I was wrong about that. What I came for was silence, and silence the Agafay delivers in a way that the famous dunes, with their camel trains and tour groups and camp strings of fairy lights, cannot. I stayed at a small desert camp run by a family from the High Atlas. Three tents, two staff, no Wi-Fi, no other guests on the first night.

What silence sounds like

I had forgotten what real quiet does to the nervous system. On the first night I couldn't sleep — the absence of sound was so complete that I could hear my own pulse in my ears and found it unsettling. On the second night I slept nine hours.
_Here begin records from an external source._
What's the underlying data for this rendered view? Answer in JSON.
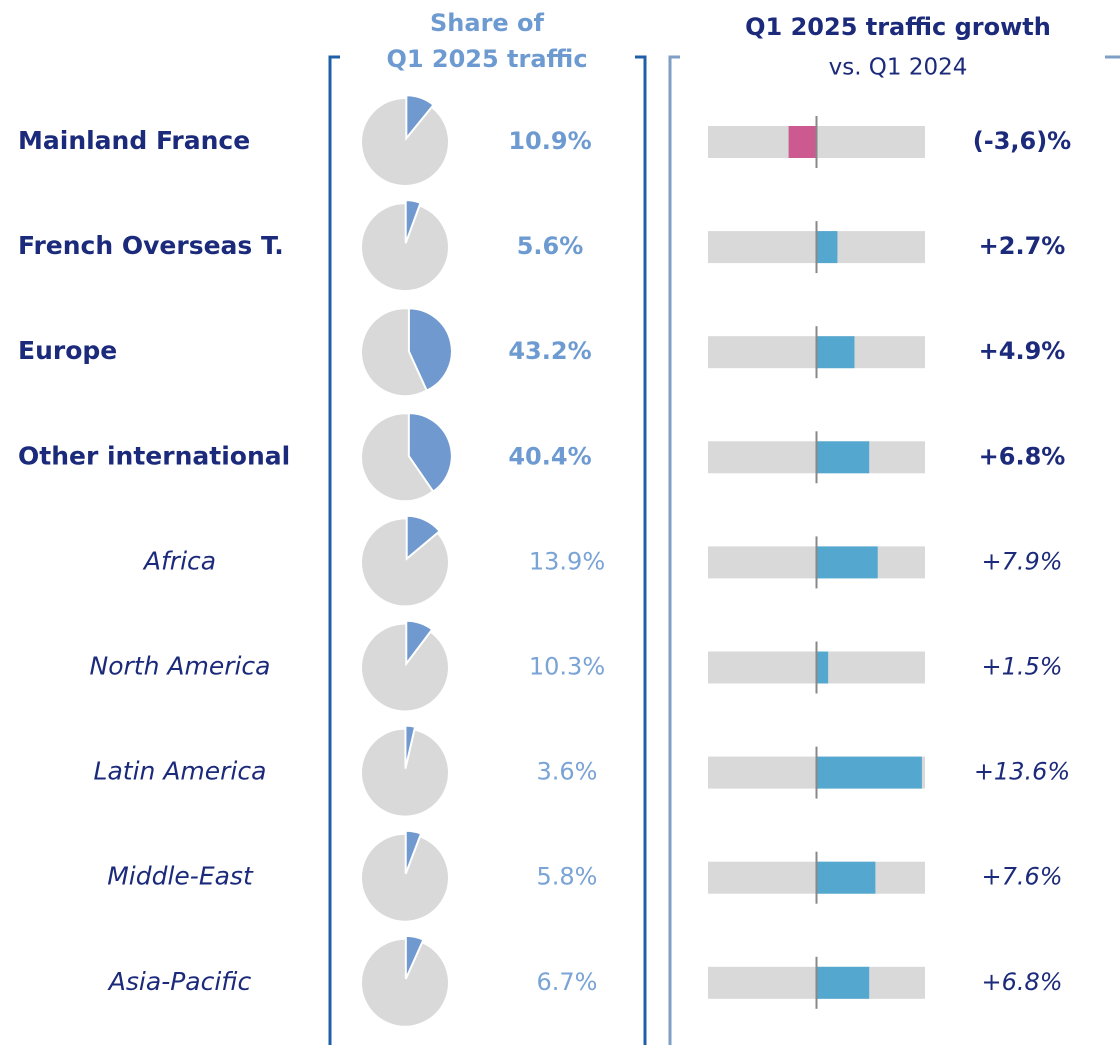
{
  "header": {
    "share_title_line1": "Share of",
    "share_title_line2": "Q1 2025 traffic",
    "growth_title": "Q1 2025 traffic growth",
    "growth_subtitle": "vs. Q1 2024"
  },
  "chart_data": {
    "type": "pie-bar-table",
    "xlim": [
      -14,
      14
    ],
    "colors": {
      "slice": "#7099cf",
      "pie_base": "#d9d9d9",
      "bar_positive": "#54a8d0",
      "bar_negative": "#cc5a90",
      "track": "#d9d9d9"
    },
    "rows": [
      {
        "name": "Mainland France",
        "bold": true,
        "share": 10.9,
        "share_label": "10.9%",
        "growth": -3.6,
        "growth_label": "(-3,6)%"
      },
      {
        "name": "French Overseas T.",
        "bold": true,
        "share": 5.6,
        "share_label": "5.6%",
        "growth": 2.7,
        "growth_label": "+2.7%"
      },
      {
        "name": "Europe",
        "bold": true,
        "share": 43.2,
        "share_label": "43.2%",
        "growth": 4.9,
        "growth_label": "+4.9%"
      },
      {
        "name": "Other international",
        "bold": true,
        "share": 40.4,
        "share_label": "40.4%",
        "growth": 6.8,
        "growth_label": "+6.8%"
      },
      {
        "name": "Africa",
        "bold": false,
        "share": 13.9,
        "share_label": "13.9%",
        "growth": 7.9,
        "growth_label": "+7.9%"
      },
      {
        "name": "North America",
        "bold": false,
        "share": 10.3,
        "share_label": "10.3%",
        "growth": 1.5,
        "growth_label": "+1.5%"
      },
      {
        "name": "Latin America",
        "bold": false,
        "share": 3.6,
        "share_label": "3.6%",
        "growth": 13.6,
        "growth_label": "+13.6%"
      },
      {
        "name": "Middle-East",
        "bold": false,
        "share": 5.8,
        "share_label": "5.8%",
        "growth": 7.6,
        "growth_label": "+7.6%"
      },
      {
        "name": "Asia-Pacific",
        "bold": false,
        "share": 6.7,
        "share_label": "6.7%",
        "growth": 6.8,
        "growth_label": "+6.8%"
      }
    ]
  }
}
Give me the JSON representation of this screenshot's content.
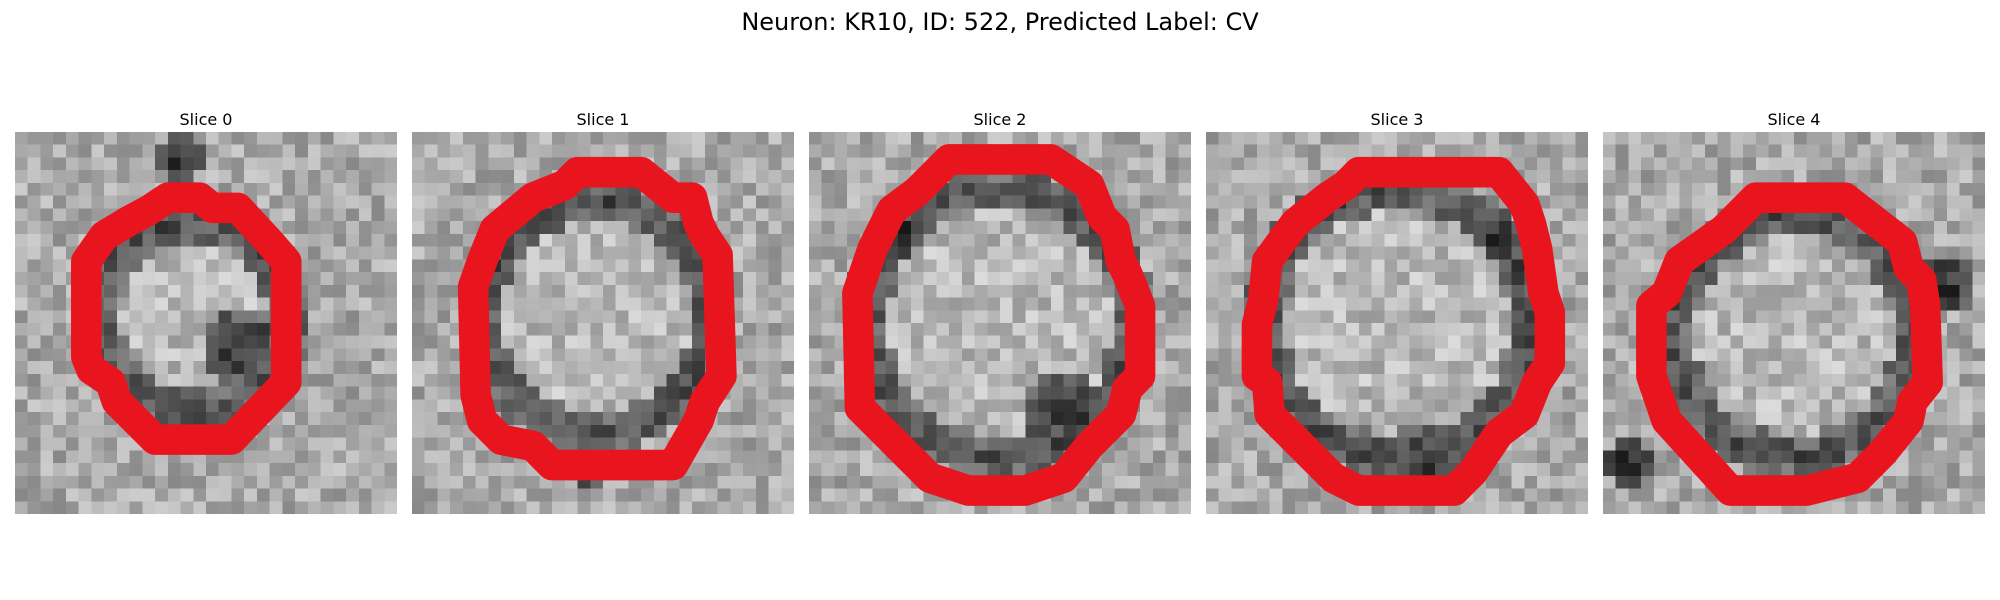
{
  "figure": {
    "title": "Neuron: KR10, ID: 522, Predicted Label: CV"
  },
  "panels": [
    {
      "label": "Slice 0"
    },
    {
      "label": "Slice 1"
    },
    {
      "label": "Slice 2"
    },
    {
      "label": "Slice 3"
    },
    {
      "label": "Slice 4"
    }
  ],
  "colors": {
    "outline": "#e8141e",
    "colormap": "gray"
  }
}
On the third I sat outside the tent for two hours after dinner doing nothing but listening to the nothing, and it was the best thing I did all year.

a large sand dune with a sky in the background
A single dune catching the last of the light. Photo by Armands Brants on Unsplash

The desert is not a luxury experience. The tents are simple. The food is couscous and tagine and mint tea and bread. You wash from a basin. At night the temperature drops twenty degrees and you sleep under three blankets. All of it is the point. Go for three nights, not two. Turn your phone off in the car on the way and leave it off until you're back in Marrakech. You will not miss anything that matters.